His next stop was at the small storefront of Kiriakoulis Plumbing to talk to Liana Bekakos, who had reported her boss, Frank, missing after his last job on Thursday. She hadn’t witnessed anything in person, but he hoped she could shed some light on Frank’s habits.
She addressed him from the other side of the store’s counter, nervously twisting ringlets of her black hair between her thumb, index and middle fingers.
“No, Frank isn’t like that at all. He’s very responsible. He certainly wouldn’t run off to Atlantic City on the spur of the moment. He is the business. If he doesn’t do the work, it doesn’t get done. It’s his reputation. I’ve been calling customers to cancel. I don’t know what to do.”
“When was the last time you spoke to him?”
“He called to tell
me when he arrived at Kerry Gillard’s house on Lafferty, to do a new toilet installation,” she said. “Routine stuff.”
“Never called after?”
She shook her head. “Usually he calls on the road, if he’s stuck in traffic,” she said. “Otherwise, he’ll check in when he arrives at a job. I called his cell, but no answer. It just goes to voicemail. Same for his home number.”
“He got family? Wife? Kids?”
“He’s a widower,” she said. “His wife died five years ago.

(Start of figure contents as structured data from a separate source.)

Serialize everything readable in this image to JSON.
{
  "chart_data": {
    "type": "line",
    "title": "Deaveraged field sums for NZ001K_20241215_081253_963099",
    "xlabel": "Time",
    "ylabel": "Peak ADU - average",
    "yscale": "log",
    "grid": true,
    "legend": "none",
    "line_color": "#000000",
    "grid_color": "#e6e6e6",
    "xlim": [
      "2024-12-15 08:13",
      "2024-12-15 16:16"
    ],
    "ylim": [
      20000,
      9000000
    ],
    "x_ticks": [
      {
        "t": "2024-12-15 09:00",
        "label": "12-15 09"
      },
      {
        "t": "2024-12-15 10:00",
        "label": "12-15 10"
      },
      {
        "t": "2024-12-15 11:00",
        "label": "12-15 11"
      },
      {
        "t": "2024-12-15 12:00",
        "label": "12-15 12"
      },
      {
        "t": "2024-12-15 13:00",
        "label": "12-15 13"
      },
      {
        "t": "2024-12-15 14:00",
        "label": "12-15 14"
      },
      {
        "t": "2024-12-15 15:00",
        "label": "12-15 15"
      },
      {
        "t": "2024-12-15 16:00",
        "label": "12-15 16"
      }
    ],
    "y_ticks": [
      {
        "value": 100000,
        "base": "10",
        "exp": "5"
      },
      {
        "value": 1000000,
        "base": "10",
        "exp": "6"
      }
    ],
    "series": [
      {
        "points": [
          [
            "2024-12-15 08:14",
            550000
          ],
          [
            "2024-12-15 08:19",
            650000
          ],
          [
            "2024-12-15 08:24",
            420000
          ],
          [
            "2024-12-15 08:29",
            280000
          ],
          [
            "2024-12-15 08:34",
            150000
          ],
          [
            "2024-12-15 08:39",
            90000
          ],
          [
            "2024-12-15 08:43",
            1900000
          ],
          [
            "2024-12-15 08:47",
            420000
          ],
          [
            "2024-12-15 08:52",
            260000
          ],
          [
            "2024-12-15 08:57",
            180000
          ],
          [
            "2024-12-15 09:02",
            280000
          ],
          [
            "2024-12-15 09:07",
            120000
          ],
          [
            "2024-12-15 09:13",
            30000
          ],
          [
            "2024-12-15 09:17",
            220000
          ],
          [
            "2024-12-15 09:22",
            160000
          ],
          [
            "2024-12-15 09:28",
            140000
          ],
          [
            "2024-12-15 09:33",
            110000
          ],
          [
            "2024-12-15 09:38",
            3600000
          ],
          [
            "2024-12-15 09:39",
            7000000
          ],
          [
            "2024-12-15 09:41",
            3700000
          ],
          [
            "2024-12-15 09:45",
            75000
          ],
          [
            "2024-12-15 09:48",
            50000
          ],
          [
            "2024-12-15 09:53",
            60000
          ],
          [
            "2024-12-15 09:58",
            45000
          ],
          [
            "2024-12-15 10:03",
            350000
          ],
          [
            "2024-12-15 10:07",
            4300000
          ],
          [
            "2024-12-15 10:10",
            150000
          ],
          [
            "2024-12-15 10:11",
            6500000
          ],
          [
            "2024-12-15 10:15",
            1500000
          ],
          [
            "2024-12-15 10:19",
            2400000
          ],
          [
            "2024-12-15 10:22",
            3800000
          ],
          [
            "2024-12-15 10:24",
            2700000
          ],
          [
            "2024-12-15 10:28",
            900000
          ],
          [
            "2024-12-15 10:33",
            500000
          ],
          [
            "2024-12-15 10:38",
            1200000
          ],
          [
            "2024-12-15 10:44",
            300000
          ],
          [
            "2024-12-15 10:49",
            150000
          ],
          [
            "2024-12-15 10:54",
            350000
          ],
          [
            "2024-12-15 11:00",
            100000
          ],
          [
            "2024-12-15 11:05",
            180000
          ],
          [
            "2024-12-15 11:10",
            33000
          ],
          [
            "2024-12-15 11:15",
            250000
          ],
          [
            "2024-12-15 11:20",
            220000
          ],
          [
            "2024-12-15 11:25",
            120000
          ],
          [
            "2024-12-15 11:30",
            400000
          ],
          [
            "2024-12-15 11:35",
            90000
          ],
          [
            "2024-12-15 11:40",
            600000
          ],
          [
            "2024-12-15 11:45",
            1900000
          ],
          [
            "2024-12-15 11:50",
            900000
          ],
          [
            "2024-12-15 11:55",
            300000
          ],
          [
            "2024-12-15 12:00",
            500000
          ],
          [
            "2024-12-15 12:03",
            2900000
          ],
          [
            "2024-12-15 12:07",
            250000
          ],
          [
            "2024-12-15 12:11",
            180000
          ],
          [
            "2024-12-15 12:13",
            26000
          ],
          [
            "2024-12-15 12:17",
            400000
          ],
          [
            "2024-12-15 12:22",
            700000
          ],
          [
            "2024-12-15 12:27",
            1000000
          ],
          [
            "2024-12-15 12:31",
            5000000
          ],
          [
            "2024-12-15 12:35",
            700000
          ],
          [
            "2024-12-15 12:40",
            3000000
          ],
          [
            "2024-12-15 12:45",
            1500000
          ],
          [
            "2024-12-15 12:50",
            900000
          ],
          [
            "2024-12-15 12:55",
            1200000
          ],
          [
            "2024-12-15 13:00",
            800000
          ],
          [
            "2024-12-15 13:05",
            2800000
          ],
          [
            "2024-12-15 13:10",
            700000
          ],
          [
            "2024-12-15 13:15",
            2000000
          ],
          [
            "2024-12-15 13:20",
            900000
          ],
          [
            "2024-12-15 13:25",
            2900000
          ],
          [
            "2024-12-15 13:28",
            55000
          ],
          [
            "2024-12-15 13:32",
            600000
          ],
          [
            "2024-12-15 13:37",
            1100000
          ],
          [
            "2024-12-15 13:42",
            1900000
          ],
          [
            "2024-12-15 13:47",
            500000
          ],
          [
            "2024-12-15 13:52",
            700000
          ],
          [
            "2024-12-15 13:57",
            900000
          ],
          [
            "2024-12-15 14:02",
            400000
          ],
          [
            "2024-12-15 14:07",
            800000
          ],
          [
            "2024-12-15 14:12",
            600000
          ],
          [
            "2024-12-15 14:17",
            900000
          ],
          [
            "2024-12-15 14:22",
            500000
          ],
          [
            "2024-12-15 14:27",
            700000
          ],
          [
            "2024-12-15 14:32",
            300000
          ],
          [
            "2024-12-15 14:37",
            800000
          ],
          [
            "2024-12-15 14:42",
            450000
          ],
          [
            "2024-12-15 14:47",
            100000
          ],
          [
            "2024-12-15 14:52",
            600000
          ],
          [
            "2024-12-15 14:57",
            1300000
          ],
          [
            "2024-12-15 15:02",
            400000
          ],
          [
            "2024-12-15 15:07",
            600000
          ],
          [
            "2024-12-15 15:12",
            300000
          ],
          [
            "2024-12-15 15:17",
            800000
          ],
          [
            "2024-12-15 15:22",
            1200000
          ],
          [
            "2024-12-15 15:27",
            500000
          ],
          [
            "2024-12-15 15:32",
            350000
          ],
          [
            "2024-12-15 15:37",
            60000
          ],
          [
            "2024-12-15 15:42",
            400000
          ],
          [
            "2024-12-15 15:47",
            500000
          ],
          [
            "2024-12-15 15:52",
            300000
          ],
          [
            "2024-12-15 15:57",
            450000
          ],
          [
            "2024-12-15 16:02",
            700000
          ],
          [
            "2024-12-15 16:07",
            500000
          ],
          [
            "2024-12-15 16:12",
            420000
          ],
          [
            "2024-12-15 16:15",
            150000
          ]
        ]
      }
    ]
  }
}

Breast cancer. There’re no children. He lives alone, but I have a spare key. I checked his home. There’s no sign of him.”
“You call this Kerry person?”
“Yes, when Frank was late for his next appointment,” she explained. “To check what time he’d left. She said he’d been gone for an hour. There was no sign of the van.” She had been speaking quickly, as if in a rush to get the facts out so the investigation could continue. “Do you think he’s been kidnapped?”
“It’s a possibility?”
“Who would do such a thing, and why? For ransom? He’s a working man. Not rich by any means. I would know, I’m the bookkeeper.”
“Wish I knew,” Bobby said sympathetically. He suspected Frank had been killed for his van, nothing more, but didn’t have the heart to tell her. Who was he to destroy any hope she harbored for his safe return? He could be wrong about Frank. It was certainly possible.
But not likely.
Dalton Rourke couldn’t go home until after school dismissal, so he hung out with Jimmy Ferrato at the basketball court behind the old Barkley Middle School. They were hidden from the street by the shuttered school in front and by the woods in back. A small pocket of sanity. They sat on the cracked court, tugging out tufts of grass that were trying to reclaim the space for Mother Nature.
“Got any weed?” Dalton asked.
“I wish,” Jimmy said. “Mom found my stash Saturday morning. I’ve been tapped out since then.”